Dear Mr. Pelton...I remember him fondly though I had him for only those two weeks when we shared John Brown's Body. The next semester I had him again! Trying to find his niche, he was teaching physics to academically talented sophomores. And I was desperately avoiding home economics into which my counselor was putting all sophomore girls.  "You're going to need this for raising a family, young lady"

She never knew I was raising a family already. My mother was teaching and I was the oldest of six!   I was cooking, feeding and entertaining my siblings until mom got home from school at night. Dad was working hard and as a man in the late 50's,  expectations of him doing housework were nil. The thing I knew I didn't need was a course in cooking and sewing.

So, the open class was Physics (although I always suspected the counselor put me there to fail and teach me a lesson about my place in the world order). I was very poorly suited for physics.. So was Mr. Pelton. The lessons were not engaging in the least.  When we finally got to do some labs, I spent time looking for the 'wound' thermometer (like it was hurt) not the 'wound' like winded up. {This needs to be read aloud!} Even my vocabulary was against me, not mechanical at all! Everything having to do with that class was over my (by then) sleeping head!

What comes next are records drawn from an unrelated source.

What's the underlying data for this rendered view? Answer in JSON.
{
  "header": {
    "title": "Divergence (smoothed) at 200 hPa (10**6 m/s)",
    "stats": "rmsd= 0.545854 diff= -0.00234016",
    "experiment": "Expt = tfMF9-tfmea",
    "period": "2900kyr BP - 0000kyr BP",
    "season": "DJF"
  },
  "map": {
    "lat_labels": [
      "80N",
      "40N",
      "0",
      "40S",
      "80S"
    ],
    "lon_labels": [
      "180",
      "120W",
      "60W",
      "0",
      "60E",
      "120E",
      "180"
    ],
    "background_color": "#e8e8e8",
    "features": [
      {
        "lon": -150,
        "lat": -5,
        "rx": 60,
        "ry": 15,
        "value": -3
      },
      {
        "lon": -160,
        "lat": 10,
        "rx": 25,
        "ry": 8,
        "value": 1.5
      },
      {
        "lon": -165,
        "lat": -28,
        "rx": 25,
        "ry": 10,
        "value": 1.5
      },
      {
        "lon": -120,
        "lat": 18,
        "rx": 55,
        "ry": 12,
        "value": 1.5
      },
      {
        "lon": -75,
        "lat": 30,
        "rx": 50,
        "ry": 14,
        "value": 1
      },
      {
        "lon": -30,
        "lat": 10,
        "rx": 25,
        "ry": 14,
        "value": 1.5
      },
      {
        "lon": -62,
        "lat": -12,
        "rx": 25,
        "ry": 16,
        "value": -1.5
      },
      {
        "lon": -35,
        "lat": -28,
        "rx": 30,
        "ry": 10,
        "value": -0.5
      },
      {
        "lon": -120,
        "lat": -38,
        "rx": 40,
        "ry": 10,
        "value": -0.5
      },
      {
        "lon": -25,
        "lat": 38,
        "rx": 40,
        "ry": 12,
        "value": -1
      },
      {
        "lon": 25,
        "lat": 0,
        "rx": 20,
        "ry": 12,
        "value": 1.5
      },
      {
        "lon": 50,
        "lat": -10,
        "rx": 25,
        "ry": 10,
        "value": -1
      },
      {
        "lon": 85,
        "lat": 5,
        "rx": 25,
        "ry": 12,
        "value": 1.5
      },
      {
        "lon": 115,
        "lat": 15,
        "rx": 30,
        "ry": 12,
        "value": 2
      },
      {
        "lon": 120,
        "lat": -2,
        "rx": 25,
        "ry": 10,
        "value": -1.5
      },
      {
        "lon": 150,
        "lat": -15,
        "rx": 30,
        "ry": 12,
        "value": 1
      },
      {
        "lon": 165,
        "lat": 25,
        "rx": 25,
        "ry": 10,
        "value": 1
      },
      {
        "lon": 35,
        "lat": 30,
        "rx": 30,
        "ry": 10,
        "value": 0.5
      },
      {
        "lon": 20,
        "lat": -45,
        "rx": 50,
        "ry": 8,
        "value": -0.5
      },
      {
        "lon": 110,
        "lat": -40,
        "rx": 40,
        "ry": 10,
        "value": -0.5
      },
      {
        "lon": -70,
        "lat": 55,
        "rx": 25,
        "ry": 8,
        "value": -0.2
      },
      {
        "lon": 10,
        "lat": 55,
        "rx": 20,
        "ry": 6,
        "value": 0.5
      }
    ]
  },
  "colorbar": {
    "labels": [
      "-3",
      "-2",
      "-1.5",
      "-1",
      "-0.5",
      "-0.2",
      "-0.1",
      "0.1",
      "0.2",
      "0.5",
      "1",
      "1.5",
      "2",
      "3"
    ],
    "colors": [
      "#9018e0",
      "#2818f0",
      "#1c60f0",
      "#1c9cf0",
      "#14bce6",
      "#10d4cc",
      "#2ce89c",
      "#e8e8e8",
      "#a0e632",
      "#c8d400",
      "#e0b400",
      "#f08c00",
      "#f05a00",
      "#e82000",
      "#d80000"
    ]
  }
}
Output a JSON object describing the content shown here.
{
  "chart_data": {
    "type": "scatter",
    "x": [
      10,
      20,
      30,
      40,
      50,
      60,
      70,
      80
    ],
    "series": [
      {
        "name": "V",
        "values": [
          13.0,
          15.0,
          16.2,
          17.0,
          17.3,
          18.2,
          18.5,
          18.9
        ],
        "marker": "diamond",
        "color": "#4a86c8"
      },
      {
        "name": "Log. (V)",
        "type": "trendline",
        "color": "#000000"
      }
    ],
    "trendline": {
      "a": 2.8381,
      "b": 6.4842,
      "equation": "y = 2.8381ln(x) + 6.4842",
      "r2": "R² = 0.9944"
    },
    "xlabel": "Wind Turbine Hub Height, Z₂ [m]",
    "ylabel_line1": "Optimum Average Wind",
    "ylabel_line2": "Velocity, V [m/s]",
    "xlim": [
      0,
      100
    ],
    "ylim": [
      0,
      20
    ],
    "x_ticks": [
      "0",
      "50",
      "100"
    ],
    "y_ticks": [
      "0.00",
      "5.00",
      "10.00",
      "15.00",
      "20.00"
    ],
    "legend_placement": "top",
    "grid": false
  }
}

The semester was nearly over and I'd received a C- and was headed for a D or lower when dear Mr. Pelton took me aside and said that I would need to find a new place to doze if I wanted to escape without an F on my transcript! End goal: college! Yes, I left him then.  He had my best interests at heart!  I ended up in choir! Not Home Ec!

And there's more!  But I'll add it later.  What a saga!

1 comment:

  1. grins, grins, glad to see you writing, what a treat. keep them coming!